Roma, Teatro Brancaccio, 17 e 18 novembre 2015
Metti una sera a teatro con tantissimi amici, metti che lo spettacolo in questione è uno spettacolo di danza e metti che alcuni di questi non abbiano mai visto un balletto. Quante possibilità ci sono che lo spettacolo piaccia a tutta la comitiva?
Poche sicuramente. E invece con l’ultimo lavoro della compagnia BJM (Le ballet Jazz de Montreal) andato in scena il 17 e il 18 novembre al teatro Brancaccio di Roma, il miracolo si è compiuto. Tutti ma proprio tutti hanno apprezzato lo spettacolo ed alcuni erano veramente estasiati soprattutto chi si intendeva parecchio di arte tersicorea.
Tre coreografie per tre coreografi diversi, tra i migliori e più quotati del panorama contemporaneo. Tre stili e modi di concepire la danza distanti che però hanno dato vita ad uno spettacolo perfetto che presenta lavori di altissimo livello.
La prima coreografia – Mono Lisa – firmata dall’israeliano Itzik Galili è la più canonica: un bellissimo pas de deux post moderno dove al posto delle musiche di Chopin o Mozart ci sono suoni graffianti e ingigantiti di macchine da scrivere. Danzato magnificamente da due danzatori della compagnia con tanto di scarpe da punta per quel che riguarda la donna, è giocato sulla tecnica classica-jazz senza risultare minimamente datato.

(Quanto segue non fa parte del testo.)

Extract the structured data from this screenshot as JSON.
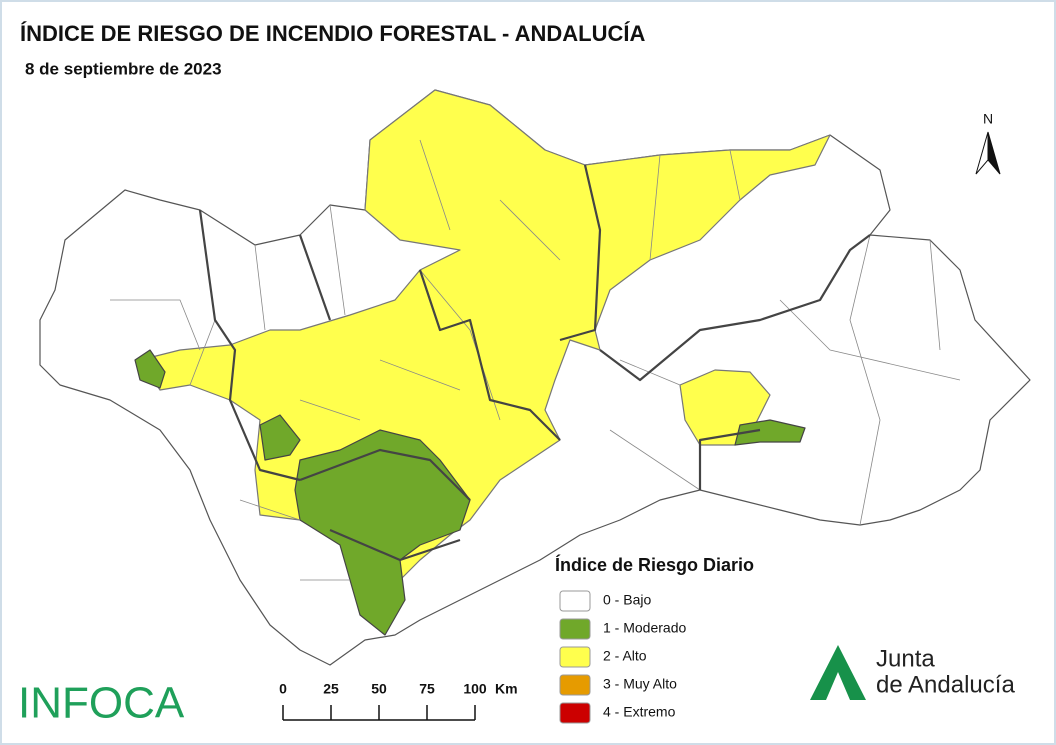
{
  "header": {
    "title": "ÍNDICE DE RIESGO DE INCENDIO FORESTAL - ANDALUCÍA",
    "subtitle": "8 de septiembre de 2023"
  },
  "legend": {
    "title": "Índice de Riesgo Diario",
    "items": [
      {
        "label": "0 - Bajo",
        "color": "#ffffff"
      },
      {
        "label": "1 - Moderado",
        "color": "#70a82a"
      },
      {
        "label": "2 - Alto",
        "color": "#ffff4d"
      },
      {
        "label": "3 - Muy Alto",
        "color": "#e69b00"
      },
      {
        "label": "4 - Extremo",
        "color": "#cc0000"
      }
    ]
  },
  "scale_bar": {
    "ticks": [
      0,
      25,
      50,
      75,
      100
    ],
    "unit": "Km"
  },
  "north": "N",
  "logos": {
    "infoca": "INFOCA",
    "junta": [
      "Junta",
      "de Andalucía"
    ]
  }
}
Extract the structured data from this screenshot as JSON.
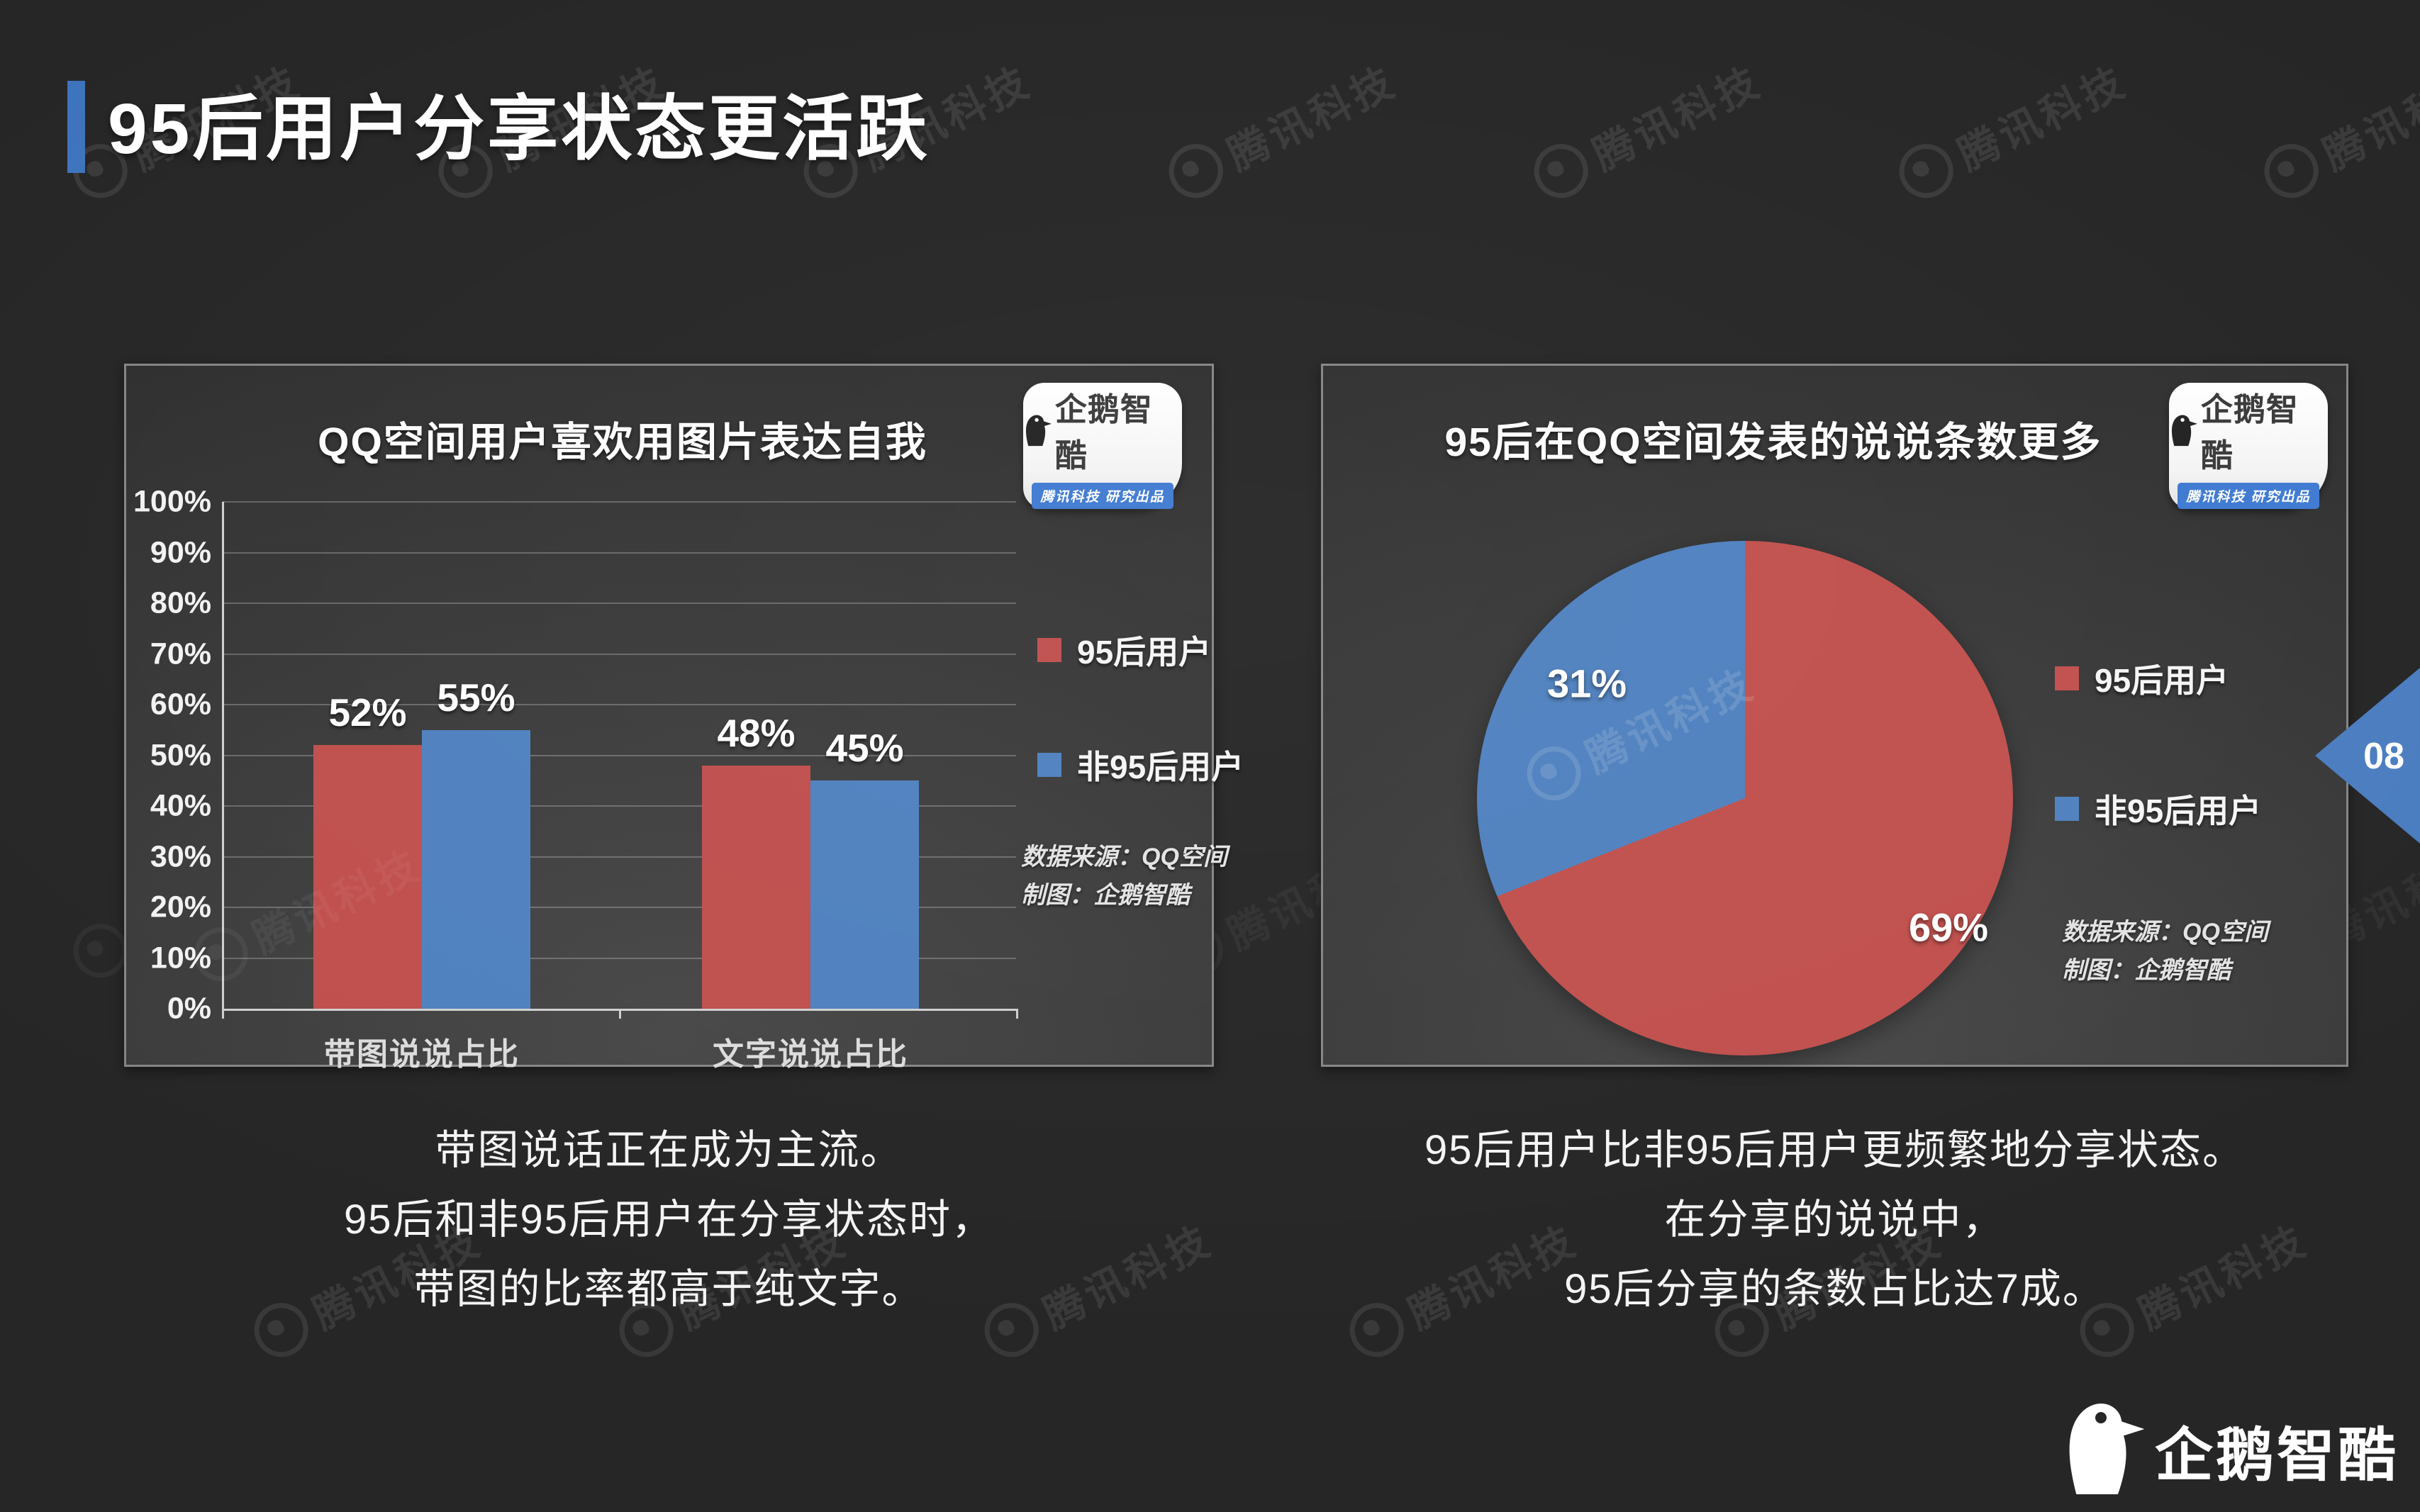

Per quanto riguarda il secondo pezzo dal titolo Kosmos e coreografato dal greco Andonis Foniadakis, si può dire che sia il più interessante dal punto di vista del movimento. Su musiche originali di Julien Tarride si articola su numerosi quadri diversi in cui si alternano momenti di danza corale, assoli e pas de deux tutti caratterizzati da un ritmo incalzante senza soluzione di continuità, neanche al rallentare della musica. La bravura dei ragazzi della compagnia è assoluta, tutti molto giovani ma tutti già grandi professionisti.
Dopo una piccola pausa ecco il turno della terza coreografia denominata Harry dal forte sapor di teatro danza, dove alcuni artisti si sono anche cimentati in piccoli momenti di recitazione in italiano. Ad opera di Barak Marshall anche qui il lavoro è organizzato in diversi momenti narrativi dove si raccontano i dolori e gli amore dell’uomo in tono scherzoso e a tratti un po’ grottesco. Bellissima la scelta dei brani musicali che spaziano tra gli altri da Taraf Ionel Budisteanu a Balkan Beat Box, o da Goran Bregovic a Maria Callas, il tutto ambientato come suggerivano i bellissimi costumi di Anne Marie Veevaete negli anni anni ’50.
Danza, danza e ancora danza. Uno spettacolo pulito e onesto che senza alcuna gigioneria volta ad affascinare il pubblico, lo cattura e lo esalta unicamente grazie alla grandissima qualità che porta in scena.